The Syed Mushtaq Ali Performance was only the icing on the cake -- Nagarkoti and Rathore got their biggest vindication on November 25 when he got picked in the IPL 2025 auction. Chennai Super Kings were the only team that bid for him but Rathore knows it couldn't have gone better for his mentee.

"This time the only thing we thought was any franchise shall take him but it should be one where he gets the chance to play because he is now completely fit to step into the ground," Rathore says. "And Chennai Super Kings has always had a record of believing in new players, they give them matches. Mr. Dhoni himself has had very positive thoughts on this that youngsters should be given chances. Till now, you have seen with all the young bowlers and batters, they sign them and always play them."

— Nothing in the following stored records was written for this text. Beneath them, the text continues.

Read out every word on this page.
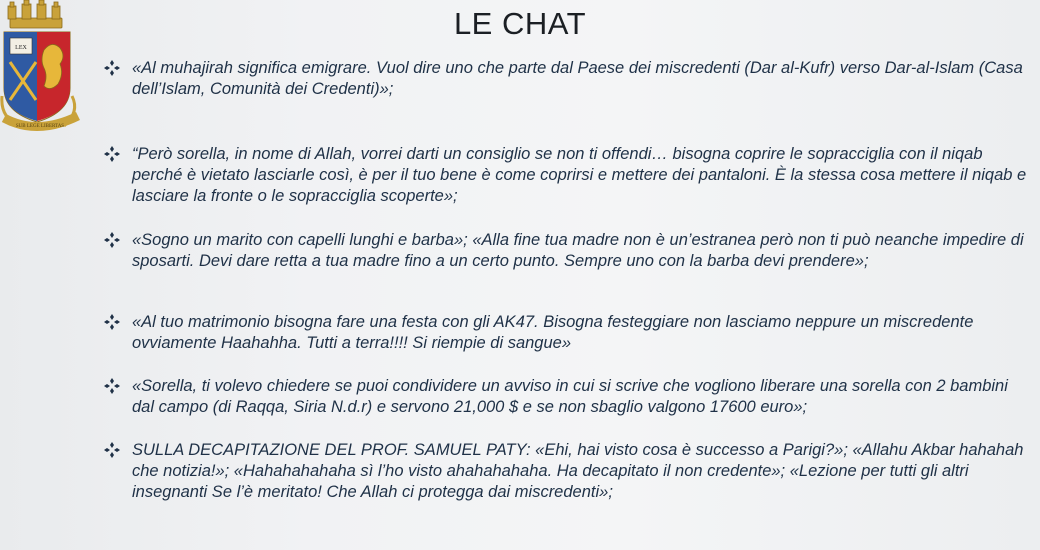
LEX
SUB LEGE LIBERTAS
LE CHAT
«Al muhajirah significa emigrare. Vuol dire uno che parte dal Paese dei miscredenti (Dar al-Kufr) verso Dar-al-Islam (Casa dell’Islam, Comunità dei Credenti)»;
“Però sorella, in nome di Allah, vorrei darti un consiglio se non ti offendi… bisogna coprire le sopracciglia con il niqab perché è vietato lasciarle così, è per il tuo bene è come coprirsi e mettere dei pantaloni. È la stessa cosa mettere il niqab e lasciare la fronte o le sopracciglia scoperte»;
«Sogno un marito con capelli lunghi e barba»; «Alla fine tua madre non è un’estranea però non ti può neanche impedire di sposarti. Devi dare retta a tua madre fino a un certo punto. Sempre uno con la barba devi prendere»;
«Al tuo matrimonio bisogna fare una festa con gli AK47. Bisogna festeggiare non lasciamo neppure un miscredente ovviamente Haahahha. Tutti a terra!!!! Si riempie di sangue»
«Sorella, ti volevo chiedere se puoi condividere un avviso in cui si scrive che vogliono liberare una sorella con 2 bambini dal campo (di Raqqa, Siria N.d.r) e servono 21,000 $ e se non sbaglio valgono 17600 euro»;
SULLA DECAPITAZIONE DEL PROF. SAMUEL PATY: «Ehi, hai visto cosa è successo a Parigi?»; «Allahu Akbar hahahah che notizia!»; «Hahahahahaha sì l’ho visto ahahahahaha. Ha decapitato il non credente»; «Lezione per tutti gli altri insegnanti Se l’è meritato! Che Allah ci protegga dai miscredenti»;
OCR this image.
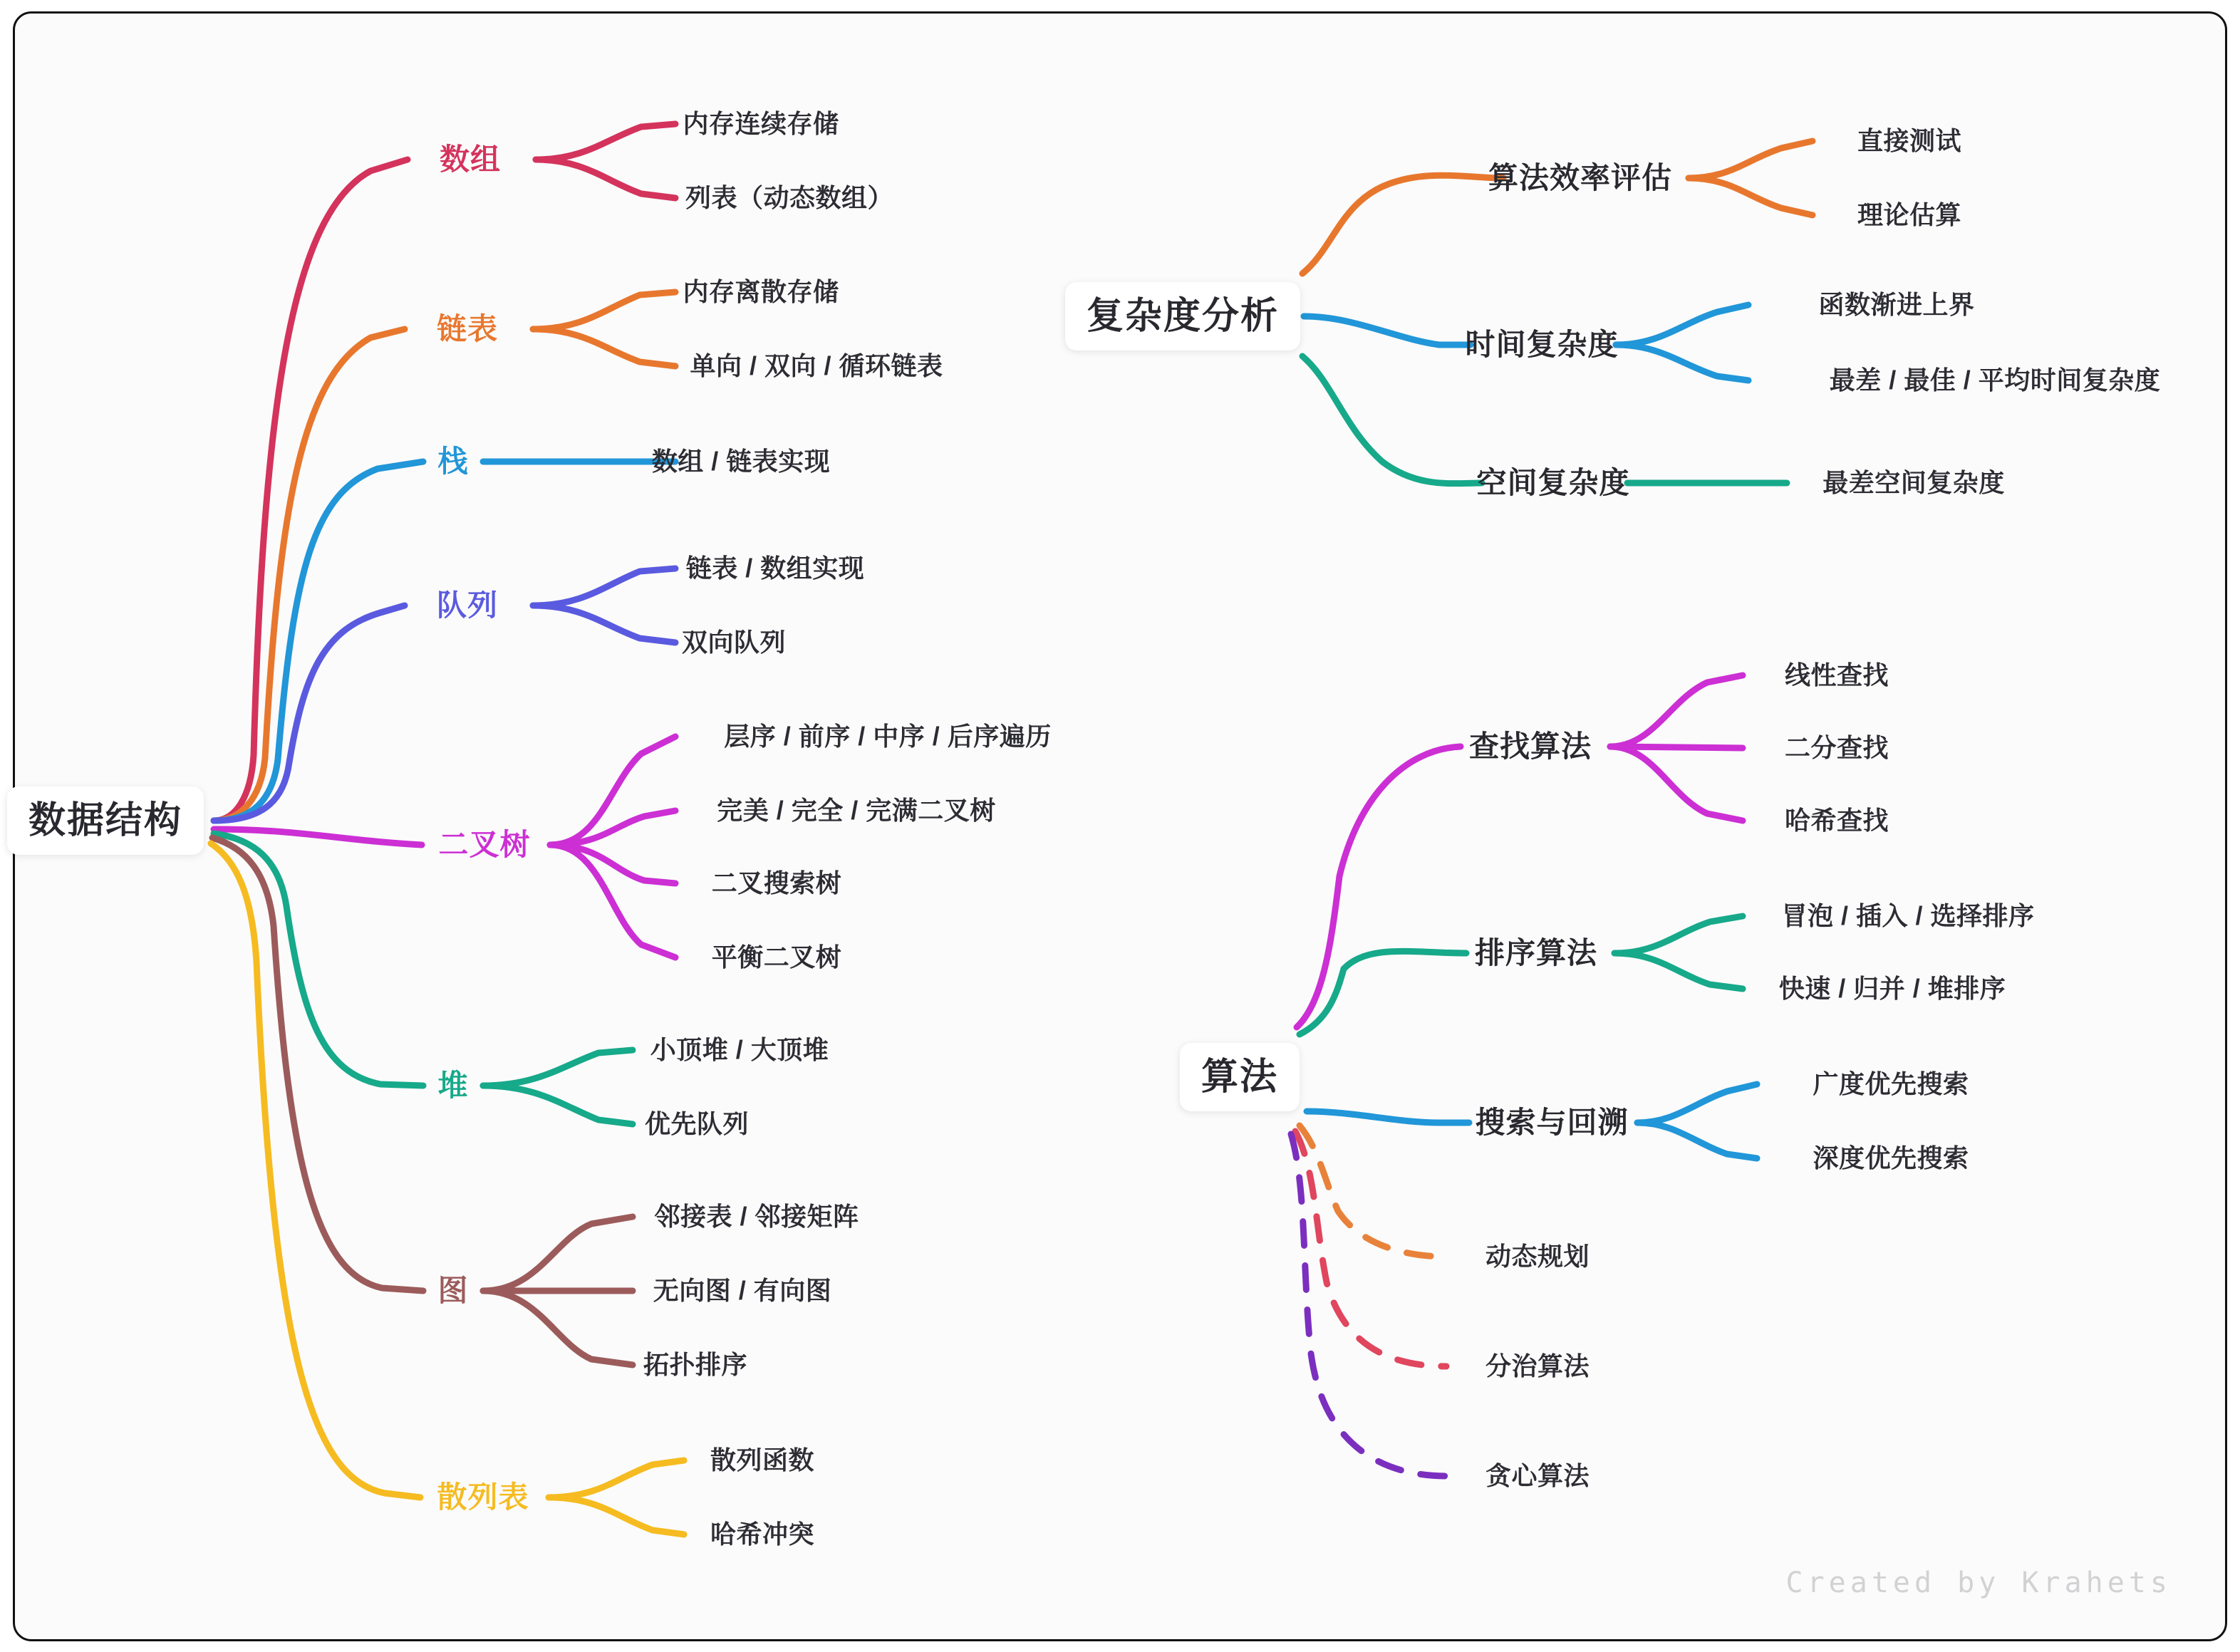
数据结构
复杂度分析
算法
数组
内存连续存储
列表（动态数组）
链表
内存离散存储
单向 / 双向 / 循环链表
栈	数组 / 链表实现
队列
链表 / 数组实现
双向队列
二叉树
层序 / 前序 / 中序 / 后序遍历
完美 / 完全 / 完满二叉树
二叉搜索树
平衡二叉树
堆
小顶堆 / 大顶堆
优先队列
图
邻接表 / 邻接矩阵
无向图 / 有向图
拓扑排序
散列表
散列函数
哈希冲突
算法效率评估
直接测试
理论估算
时间复杂度
函数渐进上界
最差 / 最佳 / 平均时间复杂度
空间复杂度	最差空间复杂度
查找算法
线性查找
二分查找
哈希查找
排序算法
冒泡 / 插入 / 选择排序
快速 / 归并 / 堆排序
搜索与回溯
广度优先搜索
深度优先搜索
动态规划
分治算法
贪心算法
Created by Krahets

Throughout the six years, the pair has been resolute in ensuring nothing changes about Nagarkoti's bowling - action and otherwise.

"Everything is the same. Speed will be the same. He has bowled 150kph in the U19 World Cup, he'll soon bowl 150+ again," Rathore says.

As the 5'8", slender, almost unoffending but still, dangerously rapid and thrill-a-minute 24-something returns strongly, so will the fairytales imagined in 2018.

"Getting his name through the IPL auction is just the first step," the coach concludes. "I won't say he would come directly to One-Day, T20I or Test teams. But if he does well in the IPL, hopefully, we'll soon see him in the T20I squad."